Pharmacokinetic interactions of ARVs with antimalarials involve mostly non-nucleoside reverse transcriptase inhibitors (NNRTIs) and protease inhibitors (PIs) which are included in first- or second-line therapy for HIV. The potential for interaction resulting in excessive toxicity suggests that lumefantrine should be used with caution in patients receiving protease inhibitors (PIs) and halofantrine is contraindicated. The effect in patients receiving NNRTIs is unknown.

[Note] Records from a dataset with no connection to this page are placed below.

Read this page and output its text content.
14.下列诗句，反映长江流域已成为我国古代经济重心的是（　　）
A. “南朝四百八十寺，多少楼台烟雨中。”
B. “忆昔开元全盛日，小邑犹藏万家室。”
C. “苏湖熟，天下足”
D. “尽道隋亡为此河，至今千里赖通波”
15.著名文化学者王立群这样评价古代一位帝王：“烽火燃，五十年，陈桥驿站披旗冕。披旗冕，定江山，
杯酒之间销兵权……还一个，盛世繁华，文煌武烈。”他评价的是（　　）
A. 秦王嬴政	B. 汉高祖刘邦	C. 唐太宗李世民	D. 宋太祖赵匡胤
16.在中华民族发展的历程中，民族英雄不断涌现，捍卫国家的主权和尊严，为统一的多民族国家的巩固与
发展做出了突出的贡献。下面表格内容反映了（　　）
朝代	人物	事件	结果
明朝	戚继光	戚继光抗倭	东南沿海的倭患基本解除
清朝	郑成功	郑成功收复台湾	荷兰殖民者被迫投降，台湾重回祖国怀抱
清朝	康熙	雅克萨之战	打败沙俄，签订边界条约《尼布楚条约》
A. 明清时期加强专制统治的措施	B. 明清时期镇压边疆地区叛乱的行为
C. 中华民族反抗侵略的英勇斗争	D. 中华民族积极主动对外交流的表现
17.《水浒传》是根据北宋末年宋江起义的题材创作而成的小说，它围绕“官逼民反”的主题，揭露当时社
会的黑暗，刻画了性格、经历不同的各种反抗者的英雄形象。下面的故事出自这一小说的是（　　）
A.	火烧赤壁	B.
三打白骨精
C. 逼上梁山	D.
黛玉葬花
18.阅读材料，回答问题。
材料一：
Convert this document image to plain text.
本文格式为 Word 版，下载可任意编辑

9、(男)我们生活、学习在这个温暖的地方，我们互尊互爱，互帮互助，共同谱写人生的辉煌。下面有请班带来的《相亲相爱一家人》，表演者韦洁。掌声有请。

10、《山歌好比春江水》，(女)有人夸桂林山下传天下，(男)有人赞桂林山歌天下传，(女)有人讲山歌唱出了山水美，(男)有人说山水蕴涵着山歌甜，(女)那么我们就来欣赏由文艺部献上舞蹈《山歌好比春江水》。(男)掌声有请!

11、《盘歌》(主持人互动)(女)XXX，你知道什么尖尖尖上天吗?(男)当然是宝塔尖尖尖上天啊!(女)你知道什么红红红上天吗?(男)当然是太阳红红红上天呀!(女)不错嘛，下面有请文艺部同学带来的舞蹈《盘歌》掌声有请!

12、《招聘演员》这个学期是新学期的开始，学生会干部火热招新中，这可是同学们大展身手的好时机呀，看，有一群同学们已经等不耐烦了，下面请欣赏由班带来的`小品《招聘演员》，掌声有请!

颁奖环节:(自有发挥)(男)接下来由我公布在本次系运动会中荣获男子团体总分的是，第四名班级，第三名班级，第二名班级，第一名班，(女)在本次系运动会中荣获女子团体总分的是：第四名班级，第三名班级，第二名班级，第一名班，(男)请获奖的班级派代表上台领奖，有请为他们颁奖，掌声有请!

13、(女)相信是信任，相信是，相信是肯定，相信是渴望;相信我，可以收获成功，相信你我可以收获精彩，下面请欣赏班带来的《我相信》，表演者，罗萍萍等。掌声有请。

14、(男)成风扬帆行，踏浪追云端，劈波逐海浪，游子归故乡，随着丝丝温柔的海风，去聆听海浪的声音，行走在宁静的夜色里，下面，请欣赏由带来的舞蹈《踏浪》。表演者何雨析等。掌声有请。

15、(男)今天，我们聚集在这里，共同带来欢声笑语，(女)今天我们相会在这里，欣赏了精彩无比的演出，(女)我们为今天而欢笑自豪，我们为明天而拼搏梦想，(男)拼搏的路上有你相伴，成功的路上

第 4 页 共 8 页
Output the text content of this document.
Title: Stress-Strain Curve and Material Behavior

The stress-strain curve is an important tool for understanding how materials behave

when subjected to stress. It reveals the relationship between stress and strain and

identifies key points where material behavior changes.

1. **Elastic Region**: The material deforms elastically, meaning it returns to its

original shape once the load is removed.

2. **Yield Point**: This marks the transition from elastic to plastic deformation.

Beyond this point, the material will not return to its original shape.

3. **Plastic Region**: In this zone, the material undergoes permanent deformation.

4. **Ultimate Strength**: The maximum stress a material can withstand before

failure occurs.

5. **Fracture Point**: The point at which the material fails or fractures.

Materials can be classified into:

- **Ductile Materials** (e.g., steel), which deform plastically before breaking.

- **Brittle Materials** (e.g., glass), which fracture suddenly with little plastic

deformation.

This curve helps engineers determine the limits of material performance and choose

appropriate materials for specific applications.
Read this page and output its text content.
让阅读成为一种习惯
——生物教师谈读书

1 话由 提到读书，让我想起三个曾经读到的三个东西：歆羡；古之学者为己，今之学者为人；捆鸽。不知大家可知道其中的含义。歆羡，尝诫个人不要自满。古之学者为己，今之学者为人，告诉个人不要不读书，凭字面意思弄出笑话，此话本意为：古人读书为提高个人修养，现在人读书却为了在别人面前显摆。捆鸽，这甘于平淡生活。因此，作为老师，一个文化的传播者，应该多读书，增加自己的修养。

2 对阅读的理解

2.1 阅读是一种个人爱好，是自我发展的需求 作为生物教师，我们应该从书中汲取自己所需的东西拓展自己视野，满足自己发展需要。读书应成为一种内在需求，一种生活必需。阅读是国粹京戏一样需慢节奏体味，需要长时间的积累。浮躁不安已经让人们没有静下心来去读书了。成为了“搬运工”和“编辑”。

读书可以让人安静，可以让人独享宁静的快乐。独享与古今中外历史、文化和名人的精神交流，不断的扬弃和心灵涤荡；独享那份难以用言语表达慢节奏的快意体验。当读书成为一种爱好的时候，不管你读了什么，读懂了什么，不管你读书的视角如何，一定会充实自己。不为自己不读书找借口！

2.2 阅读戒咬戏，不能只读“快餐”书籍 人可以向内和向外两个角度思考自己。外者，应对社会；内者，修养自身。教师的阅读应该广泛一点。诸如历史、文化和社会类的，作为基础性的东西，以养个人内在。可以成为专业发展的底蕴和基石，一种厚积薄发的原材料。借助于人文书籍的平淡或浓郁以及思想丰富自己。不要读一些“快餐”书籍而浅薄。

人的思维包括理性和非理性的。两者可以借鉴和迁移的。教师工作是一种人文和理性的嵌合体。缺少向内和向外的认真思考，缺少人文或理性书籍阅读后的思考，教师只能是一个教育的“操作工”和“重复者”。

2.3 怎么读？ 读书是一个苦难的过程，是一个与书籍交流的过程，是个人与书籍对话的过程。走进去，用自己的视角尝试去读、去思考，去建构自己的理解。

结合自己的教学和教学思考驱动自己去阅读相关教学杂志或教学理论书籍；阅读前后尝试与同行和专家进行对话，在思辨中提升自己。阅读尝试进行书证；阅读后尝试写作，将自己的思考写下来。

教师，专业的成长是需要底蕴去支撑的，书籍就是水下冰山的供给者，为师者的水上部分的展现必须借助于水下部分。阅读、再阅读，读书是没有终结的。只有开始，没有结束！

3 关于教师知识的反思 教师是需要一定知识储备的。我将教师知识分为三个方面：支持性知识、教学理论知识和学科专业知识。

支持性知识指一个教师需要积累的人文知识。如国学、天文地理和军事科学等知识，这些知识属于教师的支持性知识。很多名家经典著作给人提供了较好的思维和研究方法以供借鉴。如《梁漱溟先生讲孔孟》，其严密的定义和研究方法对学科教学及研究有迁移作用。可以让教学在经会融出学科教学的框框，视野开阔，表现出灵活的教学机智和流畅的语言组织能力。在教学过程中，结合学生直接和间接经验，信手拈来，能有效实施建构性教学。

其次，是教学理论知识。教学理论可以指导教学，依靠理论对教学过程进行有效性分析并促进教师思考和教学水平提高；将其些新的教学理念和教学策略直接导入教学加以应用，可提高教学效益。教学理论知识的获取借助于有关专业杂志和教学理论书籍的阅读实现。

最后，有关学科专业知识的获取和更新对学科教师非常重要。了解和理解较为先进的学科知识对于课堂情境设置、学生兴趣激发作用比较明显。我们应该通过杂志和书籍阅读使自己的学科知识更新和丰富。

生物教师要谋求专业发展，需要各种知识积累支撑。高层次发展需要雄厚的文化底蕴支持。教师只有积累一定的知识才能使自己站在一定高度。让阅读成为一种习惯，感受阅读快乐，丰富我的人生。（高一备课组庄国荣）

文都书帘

Widespread cotrimoxazole use could accelerate the development of resistance in malaria parasites to sulfadoxinepyrimethamine, the first-line drug for the treatment of uncomplicated malaria and the prevention of malaria in pregnant women in many parts of Africa. While more research to investigate pharmacokinetic interactions is required, emphasis should be placed on close monitoring and pharmacovigilance in the treatment of malaria and HIV.
Implications for health systems and service delivery: Providing integrated health services in areas heavily affected by malaria and HIV is crucial for reducing the burden of the two diseases. The introduction of new medicines and diagnostics by malaria and HIV programmes at the same time, offers opportunities for joint planning, training and service delivery.
Consideration of research needs: In light of the epidemiological overlap and global importance of the two diseases, there is an urgent need for more research on a wide range of unanswered questions. Only with sufficient evidence can appropriate public-health policy be devised on integrating the prevention, care, treatment and support activities for malaria and HIV. The consultation has considered the key research issues that should guide further research in this area.
Conclusion: This technical consultation was the first meeting of international experts assessing the impact of interactions between malaria and HIV on the health of people affected by both diseases. The meeting was a major step in identifying implications of such interactions for research, public health policy and health service delivery. The challenge is to combine activities to control malaria and HIV at various levels of the health system, tailor responses to community needs, and optimize the use of scarce resources for integrated service delivery. There are many opportunities for synergism, in particular at a time of growing political and financial commitment to reduce the burden of HIV/AIDS, tuberculosis and malaria.